10.4 You acknowledge that in entering into each Agreement, you did not rely upon any matters that are not set out in it.
10.5 No Agreement may be assigned in whole or in part without our prior written consent.
10.6 A person who is not a party to an Agreement shall not derive the right to enforce any of the terms of that Agreement by virtue of the Contract (Rights of Third Parties) Act 1999 or otherwise.
11. Anti-bribery and Corruption
11.1 You shall (i) comply with all applicable laws, regulations, codes and sanctions relating to anti- bribery and anti-corruption including but not limited to the Bribery Act 2010, (ii) not bribe, promise or give financial advantage to another person (including a Foreign Public Official) whether directly or indirectly and must not receive any bribe, promise or other financial advantage from a third party which in each case may be designed or intended to induce or reward the improper performance of a function or activity, (iii) promptly report to us any request or demand for any undue financial or other advantage of any kind received by you in connection with the performance of any Agreement and, at our request, confirm in writing that you have complied with this Condition 11.1 and provide such supporting evidence of compliance as we may reasonably request.

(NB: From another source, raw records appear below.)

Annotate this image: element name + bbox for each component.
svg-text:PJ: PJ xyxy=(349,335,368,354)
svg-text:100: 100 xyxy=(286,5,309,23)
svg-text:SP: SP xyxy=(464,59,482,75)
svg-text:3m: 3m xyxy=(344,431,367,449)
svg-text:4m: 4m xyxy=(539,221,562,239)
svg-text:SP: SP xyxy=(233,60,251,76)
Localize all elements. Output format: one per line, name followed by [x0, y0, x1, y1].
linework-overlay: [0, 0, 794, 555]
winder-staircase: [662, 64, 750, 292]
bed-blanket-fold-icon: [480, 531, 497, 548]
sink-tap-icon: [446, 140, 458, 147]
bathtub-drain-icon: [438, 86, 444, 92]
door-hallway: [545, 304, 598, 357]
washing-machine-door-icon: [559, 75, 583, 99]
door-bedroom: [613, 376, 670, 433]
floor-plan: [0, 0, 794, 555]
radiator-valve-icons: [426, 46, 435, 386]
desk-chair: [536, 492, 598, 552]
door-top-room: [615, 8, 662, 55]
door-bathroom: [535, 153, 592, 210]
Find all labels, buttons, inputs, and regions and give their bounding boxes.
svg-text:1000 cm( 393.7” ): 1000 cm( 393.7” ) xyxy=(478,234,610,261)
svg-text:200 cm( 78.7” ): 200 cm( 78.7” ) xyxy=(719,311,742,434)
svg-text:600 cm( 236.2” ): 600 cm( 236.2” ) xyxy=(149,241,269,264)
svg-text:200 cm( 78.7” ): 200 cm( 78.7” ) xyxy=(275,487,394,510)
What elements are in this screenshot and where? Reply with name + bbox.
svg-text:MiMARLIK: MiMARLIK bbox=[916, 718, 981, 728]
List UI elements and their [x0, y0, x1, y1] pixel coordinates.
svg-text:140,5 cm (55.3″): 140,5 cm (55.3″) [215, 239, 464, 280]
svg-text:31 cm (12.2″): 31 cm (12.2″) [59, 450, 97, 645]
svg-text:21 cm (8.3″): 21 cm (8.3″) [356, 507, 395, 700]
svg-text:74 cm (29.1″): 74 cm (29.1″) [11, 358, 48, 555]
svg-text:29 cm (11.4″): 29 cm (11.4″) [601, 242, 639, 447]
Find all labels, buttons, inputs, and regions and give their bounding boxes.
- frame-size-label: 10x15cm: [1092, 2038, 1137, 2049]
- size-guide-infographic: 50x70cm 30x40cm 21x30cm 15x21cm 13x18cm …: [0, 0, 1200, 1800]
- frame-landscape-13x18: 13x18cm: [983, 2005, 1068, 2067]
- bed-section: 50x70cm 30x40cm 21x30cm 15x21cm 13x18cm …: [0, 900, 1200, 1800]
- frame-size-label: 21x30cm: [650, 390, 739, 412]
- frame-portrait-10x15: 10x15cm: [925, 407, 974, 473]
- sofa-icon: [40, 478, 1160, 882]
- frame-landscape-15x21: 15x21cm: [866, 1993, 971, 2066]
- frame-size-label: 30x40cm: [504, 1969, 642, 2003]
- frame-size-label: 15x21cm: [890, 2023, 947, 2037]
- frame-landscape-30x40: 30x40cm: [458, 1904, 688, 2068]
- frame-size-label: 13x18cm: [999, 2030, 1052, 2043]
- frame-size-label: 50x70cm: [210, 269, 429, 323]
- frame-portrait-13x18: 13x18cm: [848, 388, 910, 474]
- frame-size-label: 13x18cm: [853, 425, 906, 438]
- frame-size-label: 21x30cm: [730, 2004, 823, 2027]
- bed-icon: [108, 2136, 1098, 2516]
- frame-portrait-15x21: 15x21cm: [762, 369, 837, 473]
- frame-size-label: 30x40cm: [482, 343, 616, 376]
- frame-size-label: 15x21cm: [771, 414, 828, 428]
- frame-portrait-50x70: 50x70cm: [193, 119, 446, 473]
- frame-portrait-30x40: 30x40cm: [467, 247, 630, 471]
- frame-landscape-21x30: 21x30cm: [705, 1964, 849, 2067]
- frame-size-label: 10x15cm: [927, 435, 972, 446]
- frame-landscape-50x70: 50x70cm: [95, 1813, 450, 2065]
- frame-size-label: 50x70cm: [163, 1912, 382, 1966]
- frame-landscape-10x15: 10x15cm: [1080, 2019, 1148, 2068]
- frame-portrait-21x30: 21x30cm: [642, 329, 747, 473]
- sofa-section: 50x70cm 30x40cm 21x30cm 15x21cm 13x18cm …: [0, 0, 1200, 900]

11.2 Breach of this Condition 11 shall be treated as a material breach of the Agreement for the purposes of Condition 9.1.
12. Governing Law
12.1 All Agreements shall be governed by English law and both you and we submit to the exclusive jurisdiction of the English courts (including for any non-contractual claims).
12.2 For the avoidance of doubt, the United Nations Convention on the International Sale of Goods shall not apply to any Agreement.
12.3 Nothing in this Condition 12 shall limit our right to take proceedings against you in any other court of competent jurisdiction, nor shall the taking of proceedings in any one or more jurisdictions preclude us from taking proceedings in any other jurisdiction, whether concurrently or not, to the extent permitted by the law of such other jurisdiction.